Thursday, May 29, 2014

Beginning the Journey: Encouragement

We were sitting at the end of a rectangular table, surrounded by members of the Mission Board of a church.  We were seeking encouragement in our endeavor to work in Africa, and also hoping for some financial support to help us get there.  It was a bit intimidating, not only because we were the youngest people in the room by at least a couple decades, but also because some of the people at the table were former missionaries themselves and carried a quiver of experience and wisdom.

We presented our story: we felt called to be medical missionaries in Africa long-term but had never spent a significant amount of time in the developing world, which is why we also felt called to work for several months with a missionary couple in Cameroon to experience daily missionary life firsthand and confirm our long-term calling.  We had already been accepted by a mission organization and we hoped to start fundraising as soon as possible and get there as soon as possible because we were on a limited timetable.

The responses around the table were mixed.

Someone deemed it necessary to inform us how long the fundraising process would take - much longer than we were allowing ourselves, he said.  Someone told us we should definitely go, but not now.  That person had a specific plan in mind and said exactly when we should go instead and why that would be best.  Someone else said it was too late in the year to be worked into the missions budget.

At this point I was starting to feel the back of my throat tremble.

We had come for encouragement and support but it felt like sitting through a lecture on how the young and foolish should learn from the wise and learned.

Yes, we were newlyweds with excitement and vision and passion and a bucketload of inexperience.  But we were also followers of Christ who knew - knew - what God was asking us to do.  He was asking and inviting us to follow His lead and go to Africa, specifically to Cameroon, and discern the next step from there.  God had been faithful and had already arranged the time and the place for us to go, and now we just needed the funds and the visas to get us there.  And we were intent on obeying Him.

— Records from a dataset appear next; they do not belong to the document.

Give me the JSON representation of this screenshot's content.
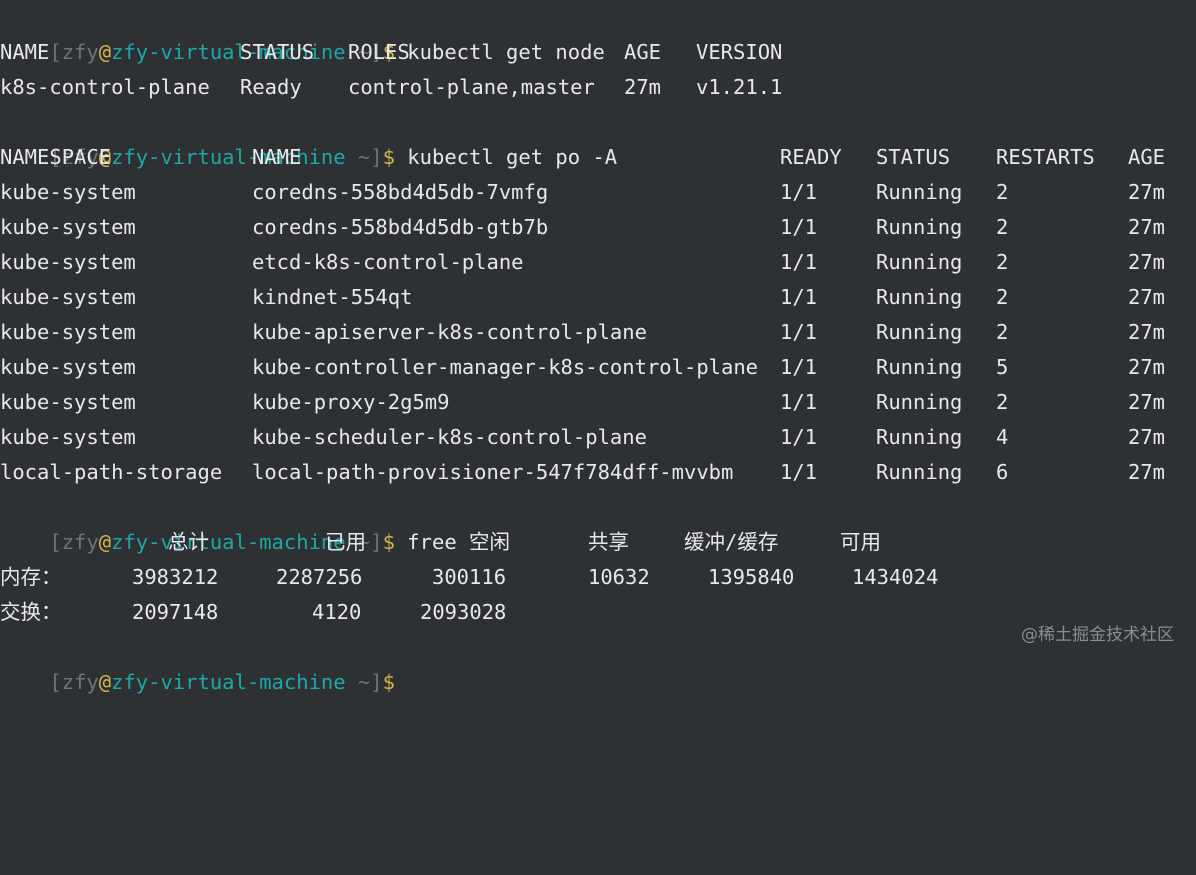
{
  "prompt": {
    "open": "[",
    "user": "zfy",
    "at": "@",
    "host": "zfy-virtual-machine",
    "path": " ~",
    "close": "]",
    "dollar": "$"
  },
  "commands": {
    "get_node": " kubectl get node",
    "get_pods": " kubectl get po -A",
    "free": " free"
  },
  "nodes": {
    "headers": [
      "NAME",
      "STATUS",
      "ROLES",
      "AGE",
      "VERSION"
    ],
    "rows": [
      [
        "k8s-control-plane",
        "Ready",
        "control-plane,master",
        "27m",
        "v1.21.1"
      ]
    ]
  },
  "pods": {
    "headers": [
      "NAMESPACE",
      "NAME",
      "READY",
      "STATUS",
      "RESTARTS",
      "AGE"
    ],
    "rows": [
      [
        "kube-system",
        "coredns-558bd4d5db-7vmfg",
        "1/1",
        "Running",
        "2",
        "27m"
      ],
      [
        "kube-system",
        "coredns-558bd4d5db-gtb7b",
        "1/1",
        "Running",
        "2",
        "27m"
      ],
      [
        "kube-system",
        "etcd-k8s-control-plane",
        "1/1",
        "Running",
        "2",
        "27m"
      ],
      [
        "kube-system",
        "kindnet-554qt",
        "1/1",
        "Running",
        "2",
        "27m"
      ],
      [
        "kube-system",
        "kube-apiserver-k8s-control-plane",
        "1/1",
        "Running",
        "2",
        "27m"
      ],
      [
        "kube-system",
        "kube-controller-manager-k8s-control-plane",
        "1/1",
        "Running",
        "5",
        "27m"
      ],
      [
        "kube-system",
        "kube-proxy-2g5m9",
        "1/1",
        "Running",
        "2",
        "27m"
      ],
      [
        "kube-system",
        "kube-scheduler-k8s-control-plane",
        "1/1",
        "Running",
        "4",
        "27m"
      ],
      [
        "local-path-storage",
        "local-path-provisioner-547f784dff-mvvbm",
        "1/1",
        "Running",
        "6",
        "27m"
      ]
    ]
  },
  "free": {
    "headers": [
      "总计",
      "已用",
      "空闲",
      "共享",
      "缓冲/缓存",
      "可用"
    ],
    "rows": [
      [
        "内存：",
        "3983212",
        "2287256",
        "300116",
        "10632",
        "1395840",
        "1434024"
      ],
      [
        "交换：",
        "2097148",
        "4120",
        "2093028"
      ]
    ]
  },
  "watermark": "@稀土掘金技术社区"
}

We sat at that rectangular table and I started shifting in my chair as I recalled a different conversation from a few months prior.  I had just explained to someone that even though Eli had the opportunity to attend medical school that year, we made the choice to turn it down in favor of going to Africa, which meant Eli would have to reapply for med school the following year.  The person was flabbergasted and quickly interjected: "Do you know how hard it is to get into medical school???"   The disappointment, or perhaps disapproval, was obvious and it cut to the heart.  I got off the phone and cried.

I recalled that earlier discouragement as we sat at the table with the Mission Board and felt discouraged all over again, and I wanted to cry out, "Who will believe with us that God wants to send us to Africa this year???"  I felt shunned by our youth and our eagerness to go now.

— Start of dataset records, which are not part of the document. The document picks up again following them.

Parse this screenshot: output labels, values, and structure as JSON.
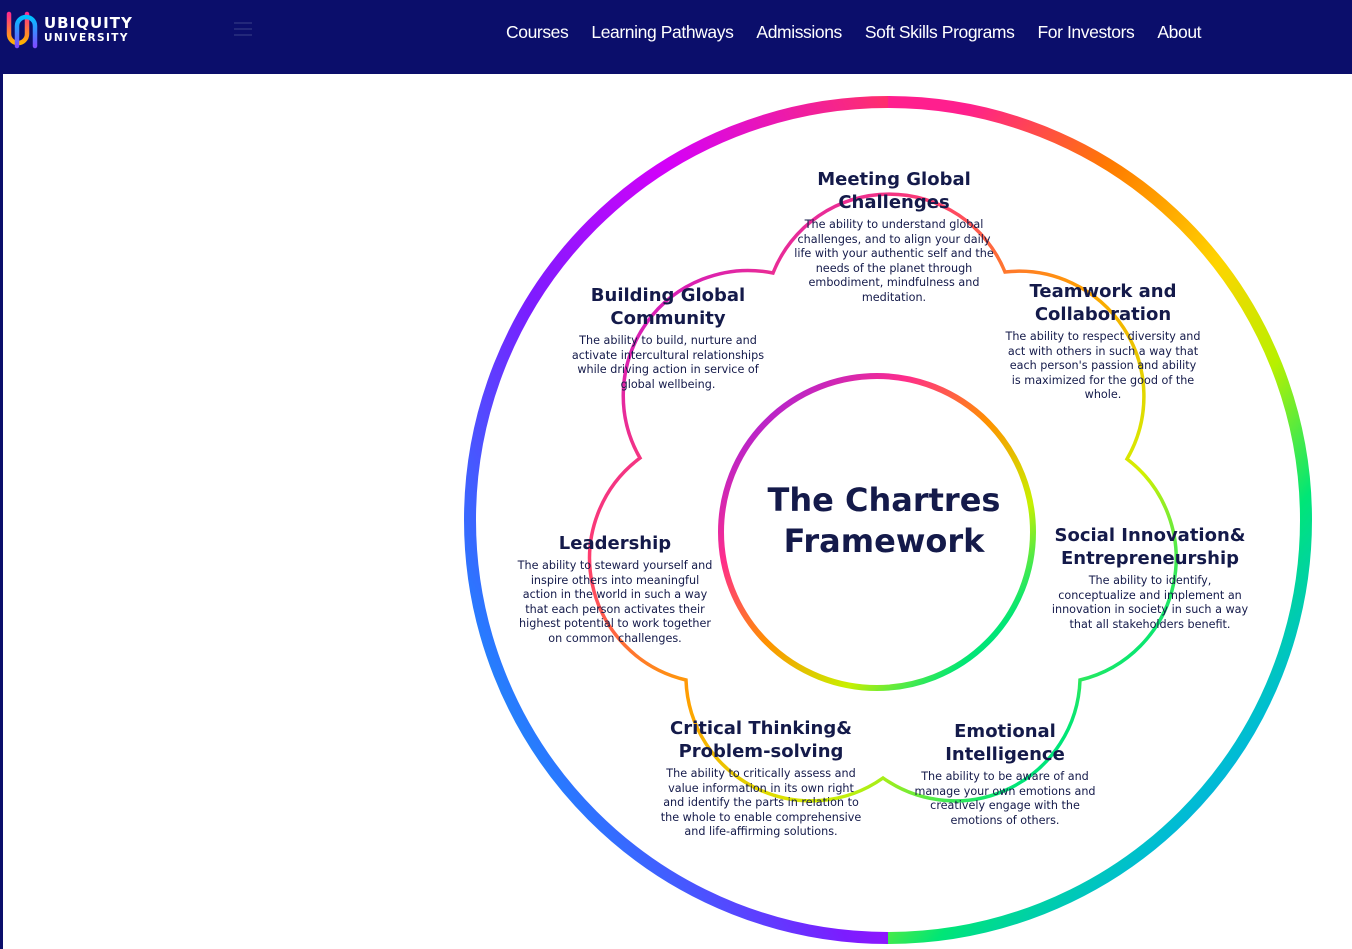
{
  "brand": {
    "name_line1": "UBIQUITY",
    "name_line2": "UNIVERSITY"
  },
  "nav": {
    "items": [
      {
        "label": "Courses"
      },
      {
        "label": "Learning Pathways"
      },
      {
        "label": "Admissions"
      },
      {
        "label": "Soft Skills Programs"
      },
      {
        "label": "For Investors"
      },
      {
        "label": "About"
      }
    ]
  },
  "icons": {
    "logo": "ubiquity-u-logo-icon",
    "menu": "hamburger-menu-icon"
  },
  "colors": {
    "nav_bg": "#0b0e6b",
    "text_dark": "#141a4a",
    "ring_gradient": [
      "#ff1f8e",
      "#ff7a00",
      "#ffd400",
      "#c8f000",
      "#00e676",
      "#00bcd4",
      "#2979ff",
      "#7c1cff",
      "#d500f9"
    ]
  },
  "framework": {
    "center_title": "The Chartres Framework",
    "petals": [
      {
        "title": "Meeting Global\nChallenges",
        "description": "The ability to understand global challenges, and to align your daily life with your authentic self and the needs of the planet through embodiment, mindfulness and meditation."
      },
      {
        "title": "Teamwork and\nCollaboration",
        "description": "The ability to respect diversity and act with others in such a way that each person's passion and ability is maximized for the good of the whole."
      },
      {
        "title": "Social Innovation&\nEntrepreneurship",
        "description": "The ability to identify, conceptualize  and implement an innovation in society in such a way that all stakeholders benefit."
      },
      {
        "title": "Emotional\nIntelligence",
        "description": "The ability to be aware of and manage your own emotions and creatively engage with the emotions of others."
      },
      {
        "title": "Critical Thinking&\nProblem-solving",
        "description": "The ability to critically assess and value information in its own right and identify the parts in relation to the whole to enable comprehensive and life-affirming solutions."
      },
      {
        "title": "Leadership",
        "description": "The ability to steward yourself and inspire others into meaningful action in the world in such a way that each person activates their highest potential to work together on common challenges."
      },
      {
        "title": "Building Global\nCommunity",
        "description": "The ability to build, nurture and activate intercultural relationships while driving action in service of global wellbeing."
      }
    ]
  }
}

But thankfully, there was another voice at that table.  That voice spoke up and breathed life into our tattered spirits.  That voice said, "We have to remember that it's not what we plan that matters but what God plans."  And that voice spoke not only to the other, more experienced people at the table, but also to us.  That voice threw a lifeline of hope toward us, encouraging us despite our inexperience and naivete.  That voice offered the idea, for the first time at that table, that maybe we were the ones who had an idea of what God's plan was.

And so we held onto hope.

And maybe we repeated 1 Timothy 4:12 to ourselves for our own encouragement: "Do not let anyone look down on you because you are young..."

There were more discouragements along the way (like someone indicating that, since the members of the Mission Board had been around the block and knew what they were talking about, we should listen to their concerns that our timing wasn't feasible), but more encouragements too (like receiving a check in the mail from family members who said that God had prompted them to send it to us and didn't know why but they wanted to obey His nudging).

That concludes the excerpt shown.